There’s no doubt about it that buying a franchise is a good investment. Like any other profitable venture, however, it’s not for everyone. In fact, some find it difficult to run a franchise despite it having a proven business model, let alone drive it to success, precisely because they don’t fit right in such a business approach.
If ever you’re thinking of going this route as you start your entrepreneurial career, know if it suits you before jumping in. Ask yourself these questions to know if you and a franchise are a good match:
Are you comfortable following someone else’s business idea?
When you buy a franchise, you’re essentially getting an idea of how to run a business. There’s already a manual and you just have to comply with what’s written. In this sense, those who don’t have any experience yet in the industry and are looking for some sense of stability in their investment find franchising the best solution for their needs.

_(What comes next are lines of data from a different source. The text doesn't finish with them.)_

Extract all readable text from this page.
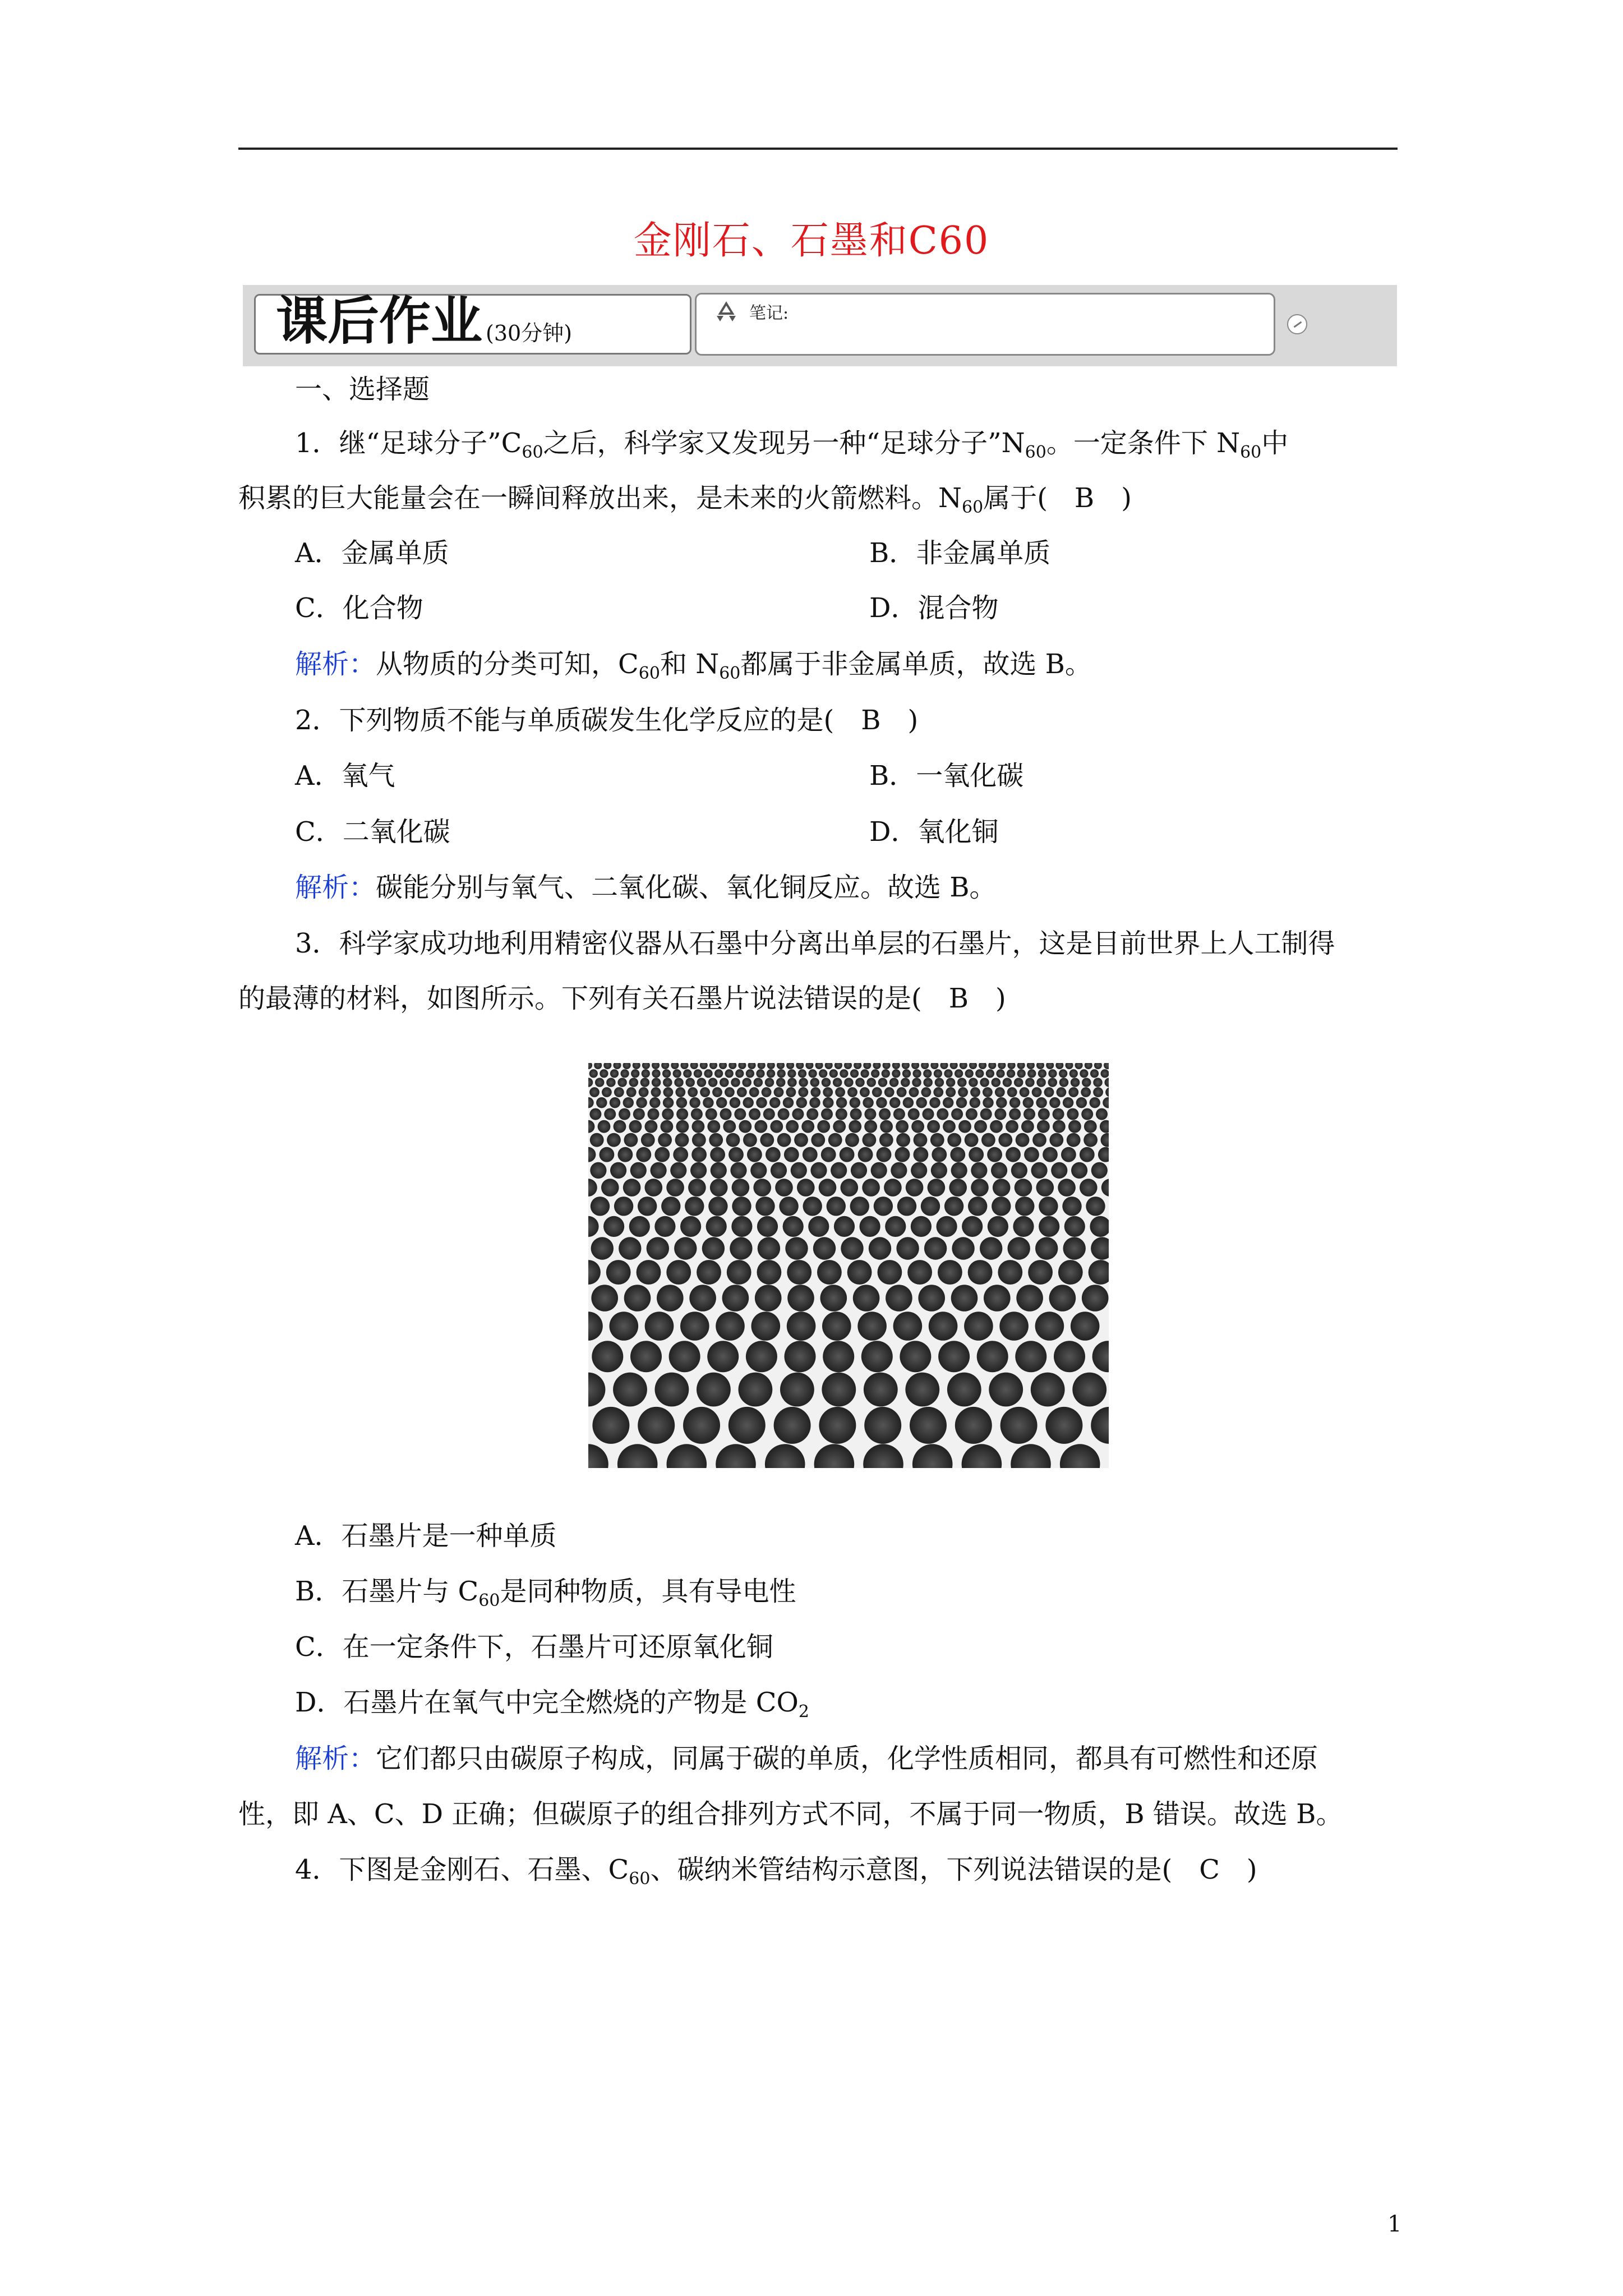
金刚石、石墨和C60
课后作业 (30分钟)
笔记:
一、选择题
1．继“足球分子$”C_{60}$之后，科学家又发现另一种“足球分子$”N_{60}$。一定条件下 $N_{60}$中
积累的巨大能量会在一瞬间释放出来，是未来的火箭燃料。$N_{60}$属于(　B　)
A．金属单质	B．非金属单质
C．化合物	D．混合物
解析：从物质的分类可知，$C_{60}$和 $N_{60}$都属于非金属单质，故选 B。
2．下列物质不能与单质碳发生化学反应的是(　B　)
A．氧气	B．一氧化碳
C．二氧化碳	D．氧化铜
解析：碳能分别与氧气、二氧化碳、氧化铜反应。故选 B。
3．科学家成功地利用精密仪器从石墨中分离出单层的石墨片，这是目前世界上人工制得
的最薄的材料，如图所示。下列有关石墨片说法错误的是(　B　)
A．石墨片是一种单质
B．石墨片与 $C_{60}$是同种物质，具有导电性
C．在一定条件下，石墨片可还原氧化铜
D．石墨片在氧气中完全燃烧的产物是 $CO_2$
解析：它们都只由碳原子构成，同属于碳的单质，化学性质相同，都具有可燃性和还原
性，即 A、C、D 正确；但碳原子的组合排列方式不同，不属于同一物质，B 错误。故选 B。
4．下图是金刚石、石墨、$C_{60}$、碳纳米管结构示意图，下列说法错误的是(　C　)
1
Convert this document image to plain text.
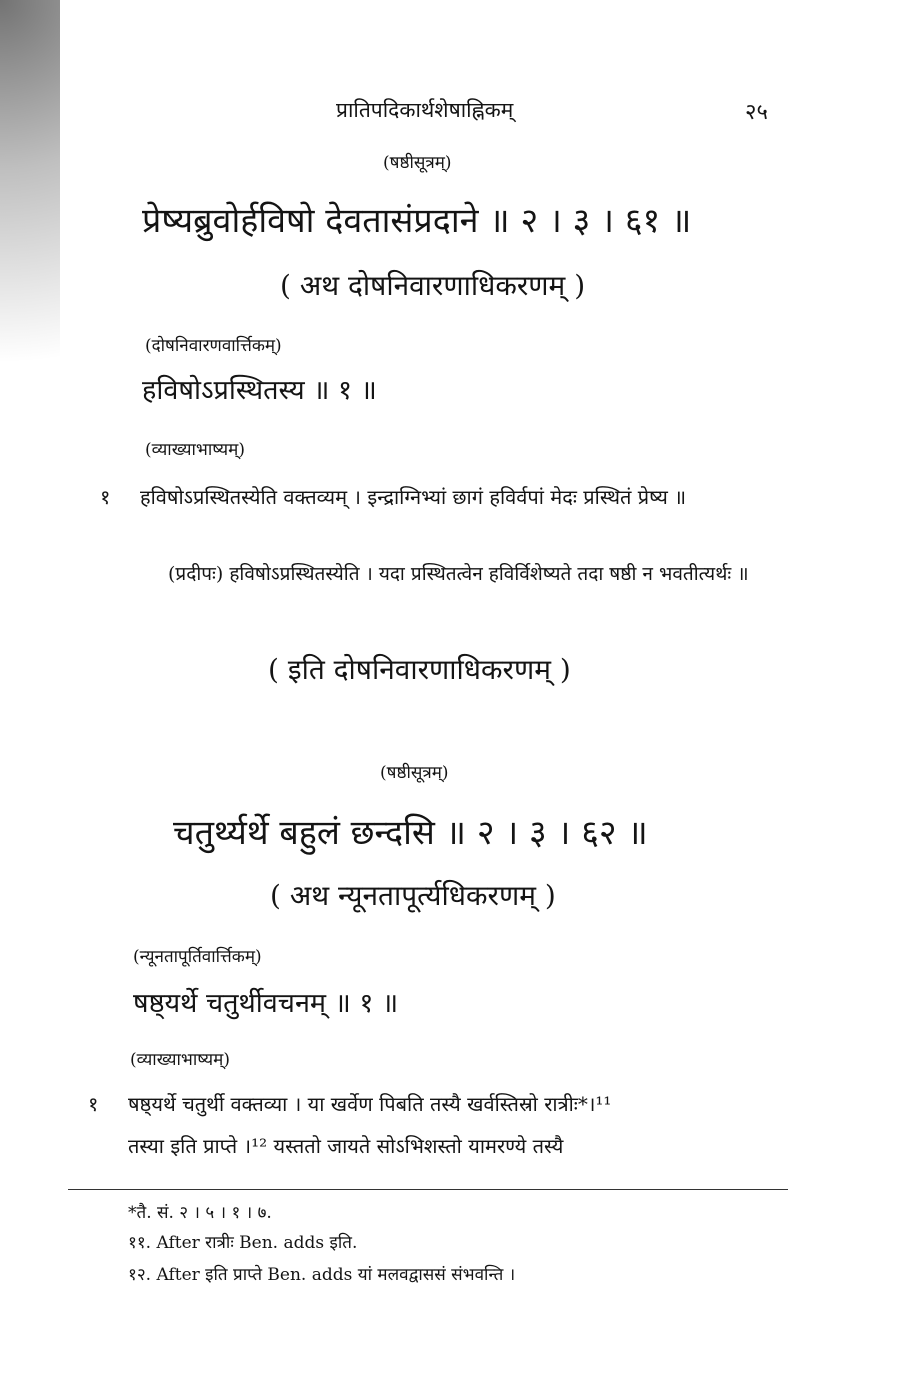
प्रातिपदिकार्थशेषाह्निकम्	२५
(षष्ठीसूत्रम्)
प्रेष्यब्रुवोर्हविषो देवतासंप्रदाने ॥ २ । ३ । ६१ ॥
( अथ दोषनिवारणाधिकरणम् )
(दोषनिवारणवार्त्तिकम्)
हविषोऽप्रस्थितस्य ॥ १ ॥
(व्याख्याभाष्यम्)
१ हविषोऽप्रस्थितस्येति वक्तव्यम् । इन्द्राग्निभ्यां छागं हविर्वपां मेदः प्रस्थितं प्रेष्य ॥
(प्रदीपः) हविषोऽप्रस्थितस्येति । यदा प्रस्थितत्वेन हविर्विशेष्यते तदा षष्ठी न भवतीत्यर्थः ॥
( इति दोषनिवारणाधिकरणम् )
(षष्ठीसूत्रम्)
चतुर्थ्यर्थे बहुलं छन्दसि ॥ २ । ३ । ६२ ॥
( अथ न्यूनतापूर्त्यधिकरणम् )
(न्यूनतापूर्तिवार्त्तिकम्)
षष्ठ्यर्थे चतुर्थीवचनम् ॥ १ ॥
(व्याख्याभाष्यम्)
१ षष्ठ्यर्थे चतुर्थी वक्तव्या । या खर्वेण पिबति तस्यै खर्वस्तिस्रो रात्रीः*।¹¹
तस्या इति प्राप्ते ।¹² यस्ततो जायते सोऽभिशस्तो यामरण्ये तस्यै
*तै. सं. २ । ५ । १ । ७.
११. After रात्रीः Ben. adds इति.
१२. After इति प्राप्ते Ben. adds यां मलवद्वाससं संभवन्ति ।
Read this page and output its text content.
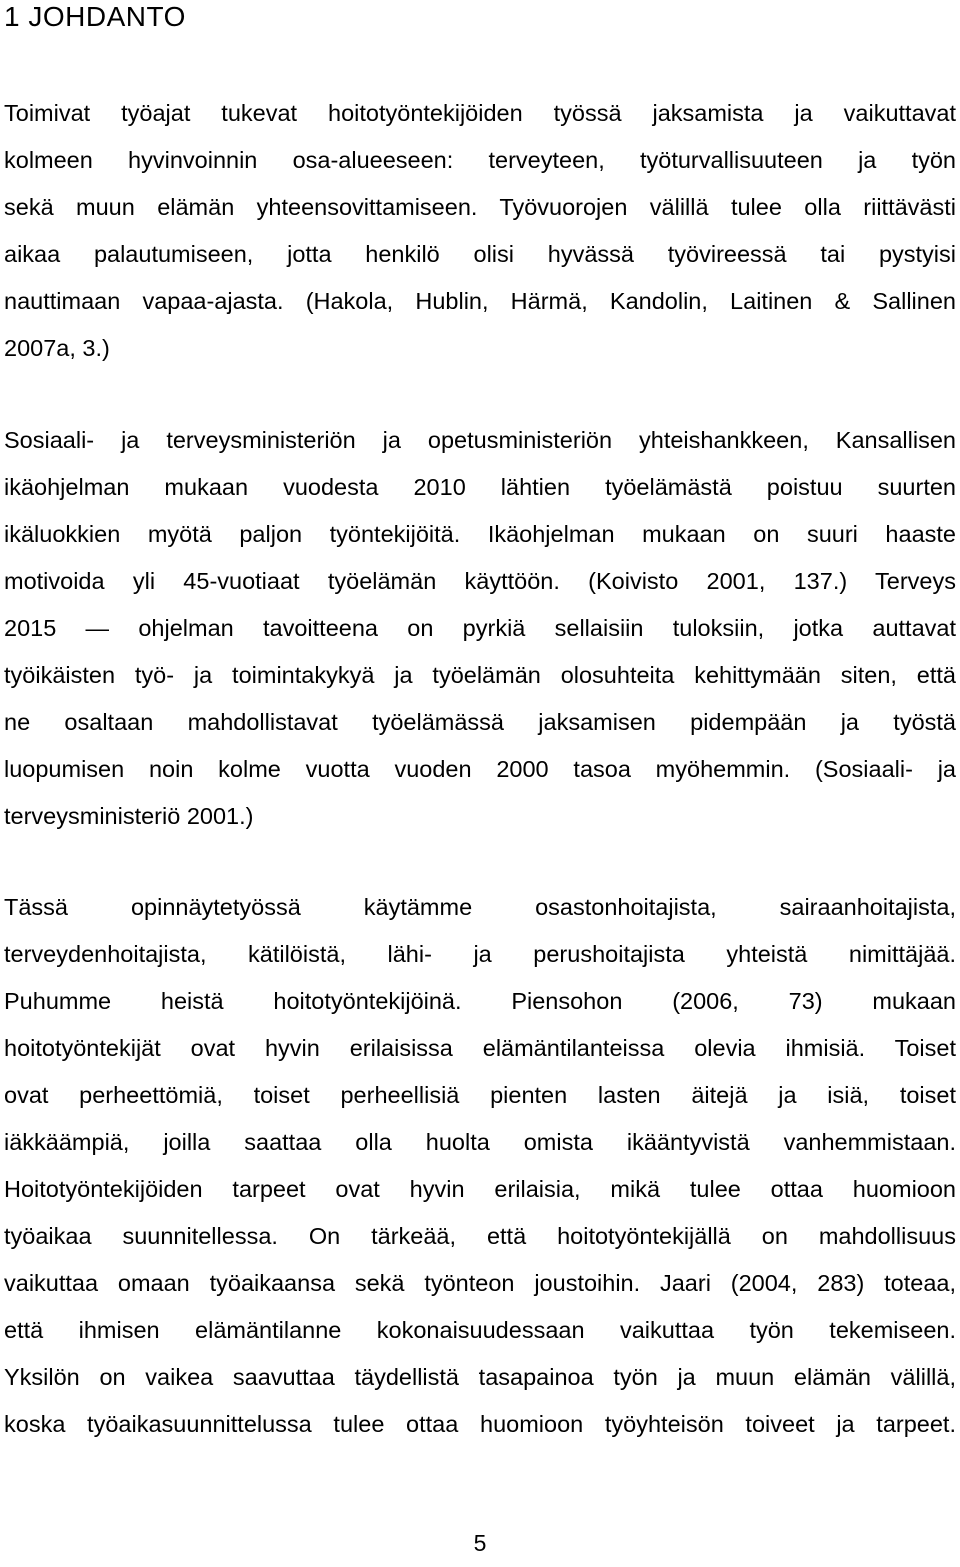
1 JOHDANTO
Toimivat työajat tukevat hoitotyöntekijöiden työssä jaksamista ja vaikuttavat
kolmeen hyvinvoinnin osa-alueeseen: terveyteen, työturvallisuuteen ja työn
sekä muun elämän yhteensovittamiseen. Työvuorojen välillä tulee olla riittävästi
aikaa palautumiseen, jotta henkilö olisi hyvässä työvireessä tai pystyisi
nauttimaan vapaa-ajasta. (Hakola, Hublin, Härmä, Kandolin, Laitinen & Sallinen
2007a, 3.)
Sosiaali- ja terveysministeriön ja opetusministeriön yhteishankkeen, Kansallisen
ikäohjelman mukaan vuodesta 2010 lähtien työelämästä poistuu suurten
ikäluokkien myötä paljon työntekijöitä. Ikäohjelman mukaan on suuri haaste
motivoida yli 45-vuotiaat työelämän käyttöön. (Koivisto 2001, 137.) Terveys
2015 — ohjelman tavoitteena on pyrkiä sellaisiin tuloksiin, jotka auttavat
työikäisten työ- ja toimintakykyä ja työelämän olosuhteita kehittymään siten, että
ne osaltaan mahdollistavat työelämässä jaksamisen pidempään ja työstä
luopumisen noin kolme vuotta vuoden 2000 tasoa myöhemmin. (Sosiaali- ja
terveysministeriö 2001.)
Tässä opinnäytetyössä käytämme osastonhoitajista, sairaanhoitajista,
terveydenhoitajista, kätilöistä, lähi- ja perushoitajista yhteistä nimittäjää.
Puhumme heistä hoitotyöntekijöinä. Piensohon (2006, 73) mukaan
hoitotyöntekijät ovat hyvin erilaisissa elämäntilanteissa olevia ihmisiä. Toiset
ovat perheettömiä, toiset perheellisiä pienten lasten äitejä ja isiä, toiset
iäkkäämpiä, joilla saattaa olla huolta omista ikääntyvistä vanhemmistaan.
Hoitotyöntekijöiden tarpeet ovat hyvin erilaisia, mikä tulee ottaa huomioon
työaikaa suunnitellessa. On tärkeää, että hoitotyöntekijällä on mahdollisuus
vaikuttaa omaan työaikaansa sekä työnteon joustoihin. Jaari (2004, 283) toteaa,
että ihmisen elämäntilanne kokonaisuudessaan vaikuttaa työn tekemiseen.
Yksilön on vaikea saavuttaa täydellistä tasapainoa työn ja muun elämän välillä,
koska työaikasuunnittelussa tulee ottaa huomioon työyhteisön toiveet ja tarpeet.
5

If you’re the type who thrives in growing someone’s idea and finds comfort in an established set of rules, then buying a franchise might just be a good fit for you. You simply have to be in tune with the culture of the brand you’re getting.
On the other hand, if you’re the type who wants to have more freedom and be more creative when managing things, then pour your heart out in coming up with your own business idea by all means. Just remember that there are far greater risks in building a business from scratch than following a proven business model.
What does a typical franchisee do on a daily basis?
Although you’re running an already successful brand in a franchise, you still have to put in a lot of work growing it. That may mean going to your clothing or sub-franchise every day and staying there for long hours, making sure that everything is going smooth. That may also mean leading brainstorming sessions or building rapport with customers and clients.
Hard work can mean a lot of things. Before you buy a franchise, visit their stores. Observe how the owners oversee things. Pay close attention to the challenges they face on a daily basis. If possible, gauge how many hours they put in their businesses.
Once you get a good picture of what their life is like, imagine yourself doing the same things they’re doing. If you can envision yourself doing it for the next five to seven years, then you might just find success in this business route. However, if you cringe at the way things are, explore other business ideas.
Do I have enough money?
Of course, financial stability should be your concern when starting a business, especially a franchise. Ask the franchisor directly what the start-up costs are. In general, costs include licensing, legal and accounting, working capital, supplies and inventory, and construction of the store.
You would also have to pay for the training program, but don’t worry because this is often covered already in the franchising fee. The good thing about franchises is there are many packages, and you can choose based on your budget. Moreover, you already know your starting costs right off the bat, giving you an idea immediately how much you should save up.
Again, franchising — just like any other business — is suited only for some. Do some self-assessment before plunging into this venture. Be sure if this is really a good fit for your passions and personality.